Nancy Gohring | Jan. 22, 2009
Apple beat expectations with its financial results for the holiday shopping quarter

That doesn't mean Apple plans to alter its basic strategy with the phone. "We're not going to play in the low-end voice phone business," Cook said. "We'll let somebody else do that. Our objective is not to be the unit share leader in cell phones, it's to build the world's best phone."

Cook said that Apple is keeping a close eye on competitors that are trying to emulate the iPhone. "We like competition, as long as they don't rip off our IP," he said. He would not name specific companies that might be mimicking Apple's technology, but he spoke in response to a question about Palm's Pre. Set to hit the market in the first half of this year, the Pre will feature a multitouch screen, much like the iPhone.

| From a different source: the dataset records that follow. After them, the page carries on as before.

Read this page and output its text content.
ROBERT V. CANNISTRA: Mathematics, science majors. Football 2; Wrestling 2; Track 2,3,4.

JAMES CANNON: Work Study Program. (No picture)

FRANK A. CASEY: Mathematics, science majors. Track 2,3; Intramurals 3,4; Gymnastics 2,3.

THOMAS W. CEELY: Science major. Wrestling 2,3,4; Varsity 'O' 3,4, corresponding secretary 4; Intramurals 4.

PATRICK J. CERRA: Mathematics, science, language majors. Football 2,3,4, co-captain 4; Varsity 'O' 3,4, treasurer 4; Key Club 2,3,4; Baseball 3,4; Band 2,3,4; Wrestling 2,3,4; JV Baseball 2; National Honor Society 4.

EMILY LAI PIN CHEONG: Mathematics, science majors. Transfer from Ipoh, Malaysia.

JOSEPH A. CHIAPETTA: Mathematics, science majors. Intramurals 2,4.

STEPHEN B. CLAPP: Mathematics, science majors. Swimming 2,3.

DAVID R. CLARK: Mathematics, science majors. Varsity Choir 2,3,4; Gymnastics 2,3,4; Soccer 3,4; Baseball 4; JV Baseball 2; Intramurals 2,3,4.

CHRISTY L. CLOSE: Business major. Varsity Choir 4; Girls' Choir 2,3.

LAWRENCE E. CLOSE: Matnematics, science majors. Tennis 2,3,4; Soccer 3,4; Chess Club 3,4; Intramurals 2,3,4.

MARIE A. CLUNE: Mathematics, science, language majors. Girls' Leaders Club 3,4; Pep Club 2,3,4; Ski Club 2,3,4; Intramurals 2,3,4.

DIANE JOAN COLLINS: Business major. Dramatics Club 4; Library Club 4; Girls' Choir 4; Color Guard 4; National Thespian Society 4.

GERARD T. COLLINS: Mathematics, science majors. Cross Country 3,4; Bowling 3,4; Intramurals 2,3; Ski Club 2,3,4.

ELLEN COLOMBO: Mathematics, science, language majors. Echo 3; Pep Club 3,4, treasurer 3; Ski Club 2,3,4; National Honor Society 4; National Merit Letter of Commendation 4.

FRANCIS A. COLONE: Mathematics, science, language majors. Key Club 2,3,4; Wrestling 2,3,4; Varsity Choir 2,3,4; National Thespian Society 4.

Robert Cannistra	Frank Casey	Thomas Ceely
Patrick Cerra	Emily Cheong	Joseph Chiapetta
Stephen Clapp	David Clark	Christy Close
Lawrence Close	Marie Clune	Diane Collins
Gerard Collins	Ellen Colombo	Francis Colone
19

Apple said it expects continued success despite the ailing economy. For its second quarter of fiscal 2009, Apple expects revenue between $7.6 billion and $8 billion and earnings per share of $.90 to $1.00.

Apple executives did not offer additional details about Jobs' health and only one analyst on the conference call asked questions about it. "Steve is CEO of Apple and plans to remain involved in major strategic decisions, and Tim will be responsible for day-to-day" operations, Peter Oppenheimer, Apple's CFO, said during the call, referring to Cook.

A week ago Jobs disclosed in a letter to employees that health issues required him to take a leave of absence until the end of June. The announcement came a little over a week after he revealed that his gaunt appearance lately, which has been the subject of much speculation, had been caused by a hormone imbalance.

When announcing his leave, Jobs declined to reveal further details about his condition except to say that it was more complex than he originally thought. The setback follows surgery he underwent in 2004 for pancreatic cancer.

Apple's share price tends to rise and fall based on rumors regarding Jobs' health. While many companies have charismatic leaders, Jobs is thought to control even minor decisions at Apple, the company he co-founded in the 1970s and brought back to life after returning to it in the mid-1990s.

"Unfortunately, the curiosity over my personal health continues to be a distraction not only for me and my family, but everyone else at Apple as well," Jobs wrote in his letter to employees last week. "In order to take myself out of the limelight and focus on my health ... I have decided to take a medical leave of absence until the end of June."

The questions about Jobs's health and its impact on Apple's stock price may have drawn the attention of regulators at the U.S. Securities and Exchange Commission. The commission is examining Apple's statements about Jobs's health to determine whether the company misled investors, according to a Bloomberg story published on Wednesday citing unnamed sources. The SEC declined to comment on the report.